Harold Simmons Center for Chronic Disease Research and Epidemiology, Harbor-University of California at Los Angeles Medical Center, Torrance, CA 90509-2910, USA.
Clin J Am Soc Nephrol. 2012 Feb;7(2):332-41. doi: 10.2215/CJN.07110711. Epub 2011 Dec 8.
The influence of pretransplant dialysis modality on post-transplant outcomes is not clear. This study examined associations of pretransplant dialysis modality with post-transplant outcomes in a large national cohort of kidney transplant recipients.
DESIGN, SETTING, PARTICIPANTS, & MEASUREMENTS: Linking the 5-year patient data of a large dialysis organization to the Scientific Registry of Transplant Recipients, 12,416 hemodialysis and 2092 peritoneal dialysis patients who underwent first kidney transplantation were identified. Mortality or graft failure and delayed graft function risks were estimated by Cox regression (hazard ratio) and logistic regression (odds ratio), respectively.

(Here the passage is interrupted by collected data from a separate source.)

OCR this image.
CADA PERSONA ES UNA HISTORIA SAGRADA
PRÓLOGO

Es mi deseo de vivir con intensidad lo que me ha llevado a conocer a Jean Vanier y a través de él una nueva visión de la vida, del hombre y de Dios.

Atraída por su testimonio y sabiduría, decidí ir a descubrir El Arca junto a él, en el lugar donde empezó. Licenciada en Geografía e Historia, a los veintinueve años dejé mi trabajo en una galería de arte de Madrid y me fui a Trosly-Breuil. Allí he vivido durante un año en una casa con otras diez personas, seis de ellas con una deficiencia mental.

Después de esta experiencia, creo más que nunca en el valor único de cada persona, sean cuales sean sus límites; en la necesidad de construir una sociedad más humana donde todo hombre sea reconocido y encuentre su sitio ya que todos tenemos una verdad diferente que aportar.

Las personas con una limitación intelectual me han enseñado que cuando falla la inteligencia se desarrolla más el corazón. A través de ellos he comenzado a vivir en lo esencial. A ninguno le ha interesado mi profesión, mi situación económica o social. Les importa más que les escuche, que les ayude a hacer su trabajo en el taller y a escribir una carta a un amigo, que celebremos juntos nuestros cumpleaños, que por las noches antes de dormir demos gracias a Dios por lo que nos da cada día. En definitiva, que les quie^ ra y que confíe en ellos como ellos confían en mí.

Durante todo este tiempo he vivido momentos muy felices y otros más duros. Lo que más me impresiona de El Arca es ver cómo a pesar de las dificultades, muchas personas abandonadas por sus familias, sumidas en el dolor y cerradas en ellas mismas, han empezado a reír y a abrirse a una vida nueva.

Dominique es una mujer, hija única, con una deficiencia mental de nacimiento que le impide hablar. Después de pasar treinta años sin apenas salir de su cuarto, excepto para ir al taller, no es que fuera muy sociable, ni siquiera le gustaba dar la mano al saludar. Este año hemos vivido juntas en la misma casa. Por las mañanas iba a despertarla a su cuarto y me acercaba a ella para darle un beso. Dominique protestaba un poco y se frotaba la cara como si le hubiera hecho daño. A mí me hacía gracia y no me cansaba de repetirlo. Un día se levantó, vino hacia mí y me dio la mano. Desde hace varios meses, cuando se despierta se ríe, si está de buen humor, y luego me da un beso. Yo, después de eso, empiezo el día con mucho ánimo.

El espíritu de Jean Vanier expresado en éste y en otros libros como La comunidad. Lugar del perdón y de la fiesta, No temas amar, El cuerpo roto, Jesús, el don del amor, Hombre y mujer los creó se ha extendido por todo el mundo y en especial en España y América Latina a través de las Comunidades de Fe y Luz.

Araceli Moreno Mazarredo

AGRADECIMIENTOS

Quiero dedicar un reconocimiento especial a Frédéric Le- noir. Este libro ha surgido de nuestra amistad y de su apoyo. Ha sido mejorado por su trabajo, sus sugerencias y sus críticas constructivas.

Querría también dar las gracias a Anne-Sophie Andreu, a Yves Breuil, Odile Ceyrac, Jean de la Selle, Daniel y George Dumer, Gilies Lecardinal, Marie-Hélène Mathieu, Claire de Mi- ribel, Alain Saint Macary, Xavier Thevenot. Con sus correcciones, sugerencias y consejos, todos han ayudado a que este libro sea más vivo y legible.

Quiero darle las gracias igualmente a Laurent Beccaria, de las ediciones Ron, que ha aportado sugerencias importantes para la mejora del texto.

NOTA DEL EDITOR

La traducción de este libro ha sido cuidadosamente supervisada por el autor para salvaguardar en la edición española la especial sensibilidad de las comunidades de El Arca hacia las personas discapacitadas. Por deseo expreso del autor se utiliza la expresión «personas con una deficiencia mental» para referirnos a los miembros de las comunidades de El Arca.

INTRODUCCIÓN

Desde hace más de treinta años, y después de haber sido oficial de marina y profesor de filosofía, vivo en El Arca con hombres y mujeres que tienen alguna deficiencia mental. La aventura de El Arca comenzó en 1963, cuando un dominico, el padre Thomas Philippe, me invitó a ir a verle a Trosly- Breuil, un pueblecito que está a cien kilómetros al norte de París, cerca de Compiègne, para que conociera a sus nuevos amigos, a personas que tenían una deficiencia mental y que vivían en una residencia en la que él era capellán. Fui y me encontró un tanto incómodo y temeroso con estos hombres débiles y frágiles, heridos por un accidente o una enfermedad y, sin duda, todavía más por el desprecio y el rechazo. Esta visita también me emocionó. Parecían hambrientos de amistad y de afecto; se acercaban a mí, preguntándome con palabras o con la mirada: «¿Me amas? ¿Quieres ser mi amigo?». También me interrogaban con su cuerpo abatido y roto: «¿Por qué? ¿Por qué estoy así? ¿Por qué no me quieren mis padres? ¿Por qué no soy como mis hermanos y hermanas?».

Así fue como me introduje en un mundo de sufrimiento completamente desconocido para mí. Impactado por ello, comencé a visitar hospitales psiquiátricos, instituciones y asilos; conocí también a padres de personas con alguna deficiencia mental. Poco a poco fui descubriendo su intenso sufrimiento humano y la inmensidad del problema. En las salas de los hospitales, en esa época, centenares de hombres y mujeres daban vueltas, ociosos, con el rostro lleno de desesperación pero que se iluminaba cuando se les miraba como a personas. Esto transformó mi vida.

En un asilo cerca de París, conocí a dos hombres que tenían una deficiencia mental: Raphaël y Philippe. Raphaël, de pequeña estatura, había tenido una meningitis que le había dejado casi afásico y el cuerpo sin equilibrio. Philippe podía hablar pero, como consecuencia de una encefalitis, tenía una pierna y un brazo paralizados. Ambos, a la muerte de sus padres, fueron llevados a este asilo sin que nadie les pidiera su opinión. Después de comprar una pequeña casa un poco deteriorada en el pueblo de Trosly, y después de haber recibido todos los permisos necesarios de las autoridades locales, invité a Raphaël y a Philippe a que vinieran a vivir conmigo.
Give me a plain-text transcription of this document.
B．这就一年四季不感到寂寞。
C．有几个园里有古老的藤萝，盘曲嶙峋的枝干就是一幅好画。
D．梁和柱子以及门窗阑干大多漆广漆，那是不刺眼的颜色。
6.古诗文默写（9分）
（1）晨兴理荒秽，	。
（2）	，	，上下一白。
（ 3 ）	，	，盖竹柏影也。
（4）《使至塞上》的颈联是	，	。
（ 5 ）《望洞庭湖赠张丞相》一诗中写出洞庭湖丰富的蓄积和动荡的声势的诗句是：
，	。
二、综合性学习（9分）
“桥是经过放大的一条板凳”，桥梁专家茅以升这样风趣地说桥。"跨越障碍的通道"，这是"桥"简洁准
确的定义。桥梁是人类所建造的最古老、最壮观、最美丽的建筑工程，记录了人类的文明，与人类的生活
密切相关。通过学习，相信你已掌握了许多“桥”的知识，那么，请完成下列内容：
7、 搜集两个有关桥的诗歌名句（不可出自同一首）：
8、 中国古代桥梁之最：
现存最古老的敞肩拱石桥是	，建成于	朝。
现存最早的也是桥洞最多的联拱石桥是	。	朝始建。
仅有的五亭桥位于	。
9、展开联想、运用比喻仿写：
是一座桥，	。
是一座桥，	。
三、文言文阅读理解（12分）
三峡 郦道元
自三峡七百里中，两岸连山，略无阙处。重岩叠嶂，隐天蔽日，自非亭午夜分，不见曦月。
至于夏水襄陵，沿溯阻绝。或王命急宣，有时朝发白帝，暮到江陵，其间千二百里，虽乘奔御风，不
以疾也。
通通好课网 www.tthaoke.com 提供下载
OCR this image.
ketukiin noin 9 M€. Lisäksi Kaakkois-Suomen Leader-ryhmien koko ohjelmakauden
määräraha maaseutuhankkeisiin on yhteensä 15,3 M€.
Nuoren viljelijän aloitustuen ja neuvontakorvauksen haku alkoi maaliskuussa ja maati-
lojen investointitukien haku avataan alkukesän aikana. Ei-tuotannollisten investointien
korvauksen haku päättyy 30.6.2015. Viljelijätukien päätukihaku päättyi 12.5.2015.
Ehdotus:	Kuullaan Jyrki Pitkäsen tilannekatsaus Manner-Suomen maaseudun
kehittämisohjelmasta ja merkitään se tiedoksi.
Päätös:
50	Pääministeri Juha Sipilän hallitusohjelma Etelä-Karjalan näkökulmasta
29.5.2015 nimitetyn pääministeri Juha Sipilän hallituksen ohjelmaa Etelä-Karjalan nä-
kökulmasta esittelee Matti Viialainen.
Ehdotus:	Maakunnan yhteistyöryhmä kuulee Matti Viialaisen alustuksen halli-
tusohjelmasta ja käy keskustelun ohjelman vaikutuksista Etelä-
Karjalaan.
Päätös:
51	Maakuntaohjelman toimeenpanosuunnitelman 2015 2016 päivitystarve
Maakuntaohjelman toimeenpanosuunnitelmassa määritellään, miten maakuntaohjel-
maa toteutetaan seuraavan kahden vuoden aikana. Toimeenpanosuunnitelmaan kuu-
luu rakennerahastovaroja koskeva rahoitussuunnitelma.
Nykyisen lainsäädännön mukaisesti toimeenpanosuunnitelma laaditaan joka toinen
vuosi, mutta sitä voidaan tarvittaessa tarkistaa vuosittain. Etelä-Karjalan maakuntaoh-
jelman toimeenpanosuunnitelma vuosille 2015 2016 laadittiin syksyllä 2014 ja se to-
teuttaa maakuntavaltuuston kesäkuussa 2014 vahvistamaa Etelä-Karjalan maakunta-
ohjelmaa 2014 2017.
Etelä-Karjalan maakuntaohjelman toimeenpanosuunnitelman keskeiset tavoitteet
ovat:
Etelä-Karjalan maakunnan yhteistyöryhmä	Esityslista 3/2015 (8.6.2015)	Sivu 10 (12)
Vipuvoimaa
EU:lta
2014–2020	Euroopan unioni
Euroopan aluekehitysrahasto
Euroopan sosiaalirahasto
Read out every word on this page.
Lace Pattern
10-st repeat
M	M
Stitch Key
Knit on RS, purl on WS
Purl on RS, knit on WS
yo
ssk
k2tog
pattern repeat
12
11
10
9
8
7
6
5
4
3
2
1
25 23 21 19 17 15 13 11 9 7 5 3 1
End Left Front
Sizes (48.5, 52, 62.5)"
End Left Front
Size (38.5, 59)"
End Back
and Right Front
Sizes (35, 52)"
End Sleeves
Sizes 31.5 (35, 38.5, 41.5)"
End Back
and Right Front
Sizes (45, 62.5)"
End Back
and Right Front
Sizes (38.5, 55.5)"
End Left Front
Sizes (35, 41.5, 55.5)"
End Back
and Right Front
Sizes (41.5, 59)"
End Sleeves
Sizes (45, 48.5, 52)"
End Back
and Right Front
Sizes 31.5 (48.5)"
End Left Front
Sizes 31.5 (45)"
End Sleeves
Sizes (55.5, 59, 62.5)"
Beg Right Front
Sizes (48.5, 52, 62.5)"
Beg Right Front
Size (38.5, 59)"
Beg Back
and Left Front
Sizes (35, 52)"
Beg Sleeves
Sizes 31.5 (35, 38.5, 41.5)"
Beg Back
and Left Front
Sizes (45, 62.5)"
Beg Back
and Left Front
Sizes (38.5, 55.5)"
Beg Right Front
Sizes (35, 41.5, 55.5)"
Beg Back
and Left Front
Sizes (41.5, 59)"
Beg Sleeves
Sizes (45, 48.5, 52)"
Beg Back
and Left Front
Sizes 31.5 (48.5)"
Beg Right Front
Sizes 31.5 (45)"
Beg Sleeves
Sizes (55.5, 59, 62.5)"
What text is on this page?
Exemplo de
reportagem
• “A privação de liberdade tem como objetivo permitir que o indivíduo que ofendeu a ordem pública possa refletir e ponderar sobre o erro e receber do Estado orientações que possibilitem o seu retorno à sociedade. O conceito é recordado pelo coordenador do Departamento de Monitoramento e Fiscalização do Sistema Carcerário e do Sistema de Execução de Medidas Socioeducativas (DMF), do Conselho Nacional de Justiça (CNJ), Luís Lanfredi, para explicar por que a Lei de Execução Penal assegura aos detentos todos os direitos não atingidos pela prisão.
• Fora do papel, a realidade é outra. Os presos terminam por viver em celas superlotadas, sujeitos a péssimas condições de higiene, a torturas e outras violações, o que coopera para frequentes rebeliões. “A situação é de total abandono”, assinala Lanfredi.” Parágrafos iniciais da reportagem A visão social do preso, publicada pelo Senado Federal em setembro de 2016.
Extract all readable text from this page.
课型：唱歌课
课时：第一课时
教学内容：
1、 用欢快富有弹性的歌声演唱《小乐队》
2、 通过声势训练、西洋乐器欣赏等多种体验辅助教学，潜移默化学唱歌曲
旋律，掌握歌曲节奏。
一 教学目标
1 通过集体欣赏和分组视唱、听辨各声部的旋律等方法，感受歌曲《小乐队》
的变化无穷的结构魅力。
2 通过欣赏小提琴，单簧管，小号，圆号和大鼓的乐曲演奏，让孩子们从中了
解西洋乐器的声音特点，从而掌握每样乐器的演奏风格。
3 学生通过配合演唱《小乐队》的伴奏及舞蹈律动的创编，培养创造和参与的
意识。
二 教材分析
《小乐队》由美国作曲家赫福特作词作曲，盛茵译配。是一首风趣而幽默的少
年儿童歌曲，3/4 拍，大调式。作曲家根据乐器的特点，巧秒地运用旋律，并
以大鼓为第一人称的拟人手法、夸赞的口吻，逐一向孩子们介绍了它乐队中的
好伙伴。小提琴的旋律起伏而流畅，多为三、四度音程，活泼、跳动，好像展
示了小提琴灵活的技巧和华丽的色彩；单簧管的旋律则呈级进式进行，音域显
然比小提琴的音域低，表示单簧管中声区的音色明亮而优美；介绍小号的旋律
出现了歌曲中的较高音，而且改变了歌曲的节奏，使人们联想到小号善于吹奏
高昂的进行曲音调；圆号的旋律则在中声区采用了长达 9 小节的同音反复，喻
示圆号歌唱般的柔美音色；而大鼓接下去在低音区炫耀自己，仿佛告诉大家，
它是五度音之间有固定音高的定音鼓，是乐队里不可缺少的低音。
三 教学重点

Recipients treated with peritoneal dialysis pretransplantation had lower (21.9/1000 patient-years [95% confidence interval: 18.1-26.5]) crude all-cause mortality rate than those recipients treated with hemodialysis (32.8/1000 patient-years [30.8-35.0]). Pretransplant peritoneal dialysis use was associated with 43% lower adjusted all-cause and 66% lower cardiovascular death. Furthermore, pretransplant peritoneal dialysis use was associated with 17% and 36% lower unadjusted death-censored graft failure and delayed graft function risk, respectively. However, after additional adjustment for relevant covariates, pretransplant peritoneal dialysis modality was not a significant predictor of death-censored graft failure delayed graft function, respectively. Similar trends were noted on analyses using a propensity score matched cohort of 2092 pairs of patients.
Compared with hemodialysis, patients treated with peritoneal dialysis before transplantation had lower mortality but similar graft loss or delayed graft function. Confounding by residual selection bias cannot be ruled out.
移植前透析方式对移植后结局的影响尚不清楚。本研究在一个大型全国性肾移植受者队列中,研究了移植前透析方式与移植后结局的关系。
设计、地点、参与者和测量:将一个大型透析机构的 5 年患者数据与移植受者登记处相联系,确定了 12416 名血液透析和 2092 名腹膜透析患者接受首次肾移植。使用 Cox 回归(风险比)和 logistic 回归(优势比)分别估计死亡率或移植物失功风险和延迟移植物功能风险。
与接受血液透析治疗的患者相比(21.9/1000 患者-年[95%置信区间:18.1-26.5]),接受腹膜透析治疗的患者移植前全因死亡率较低(32.8/1000 患者-年[30.8-35.0])。移植前腹膜透析的使用与调整后的全因和心血管死亡风险分别降低 43%和 66%相关。此外,移植前腹膜透析的使用与未调整的死亡风险相关的移植物失功和延迟移植物功能风险分别降低 17%和 36%。然而,在进一步调整相关协变量后,移植前腹膜透析方式与死亡风险相关的移植物失功和延迟移植物功能风险无显著相关性。在使用 2092 对患者的倾向评分匹配队列进行的分析中也观察到了类似的趋势。
与血液透析相比,移植前接受腹膜透析治疗的患者死亡率较低,但移植物丢失或延迟移植物功能的发生率相似。不能排除残余选择偏倚的混杂作用。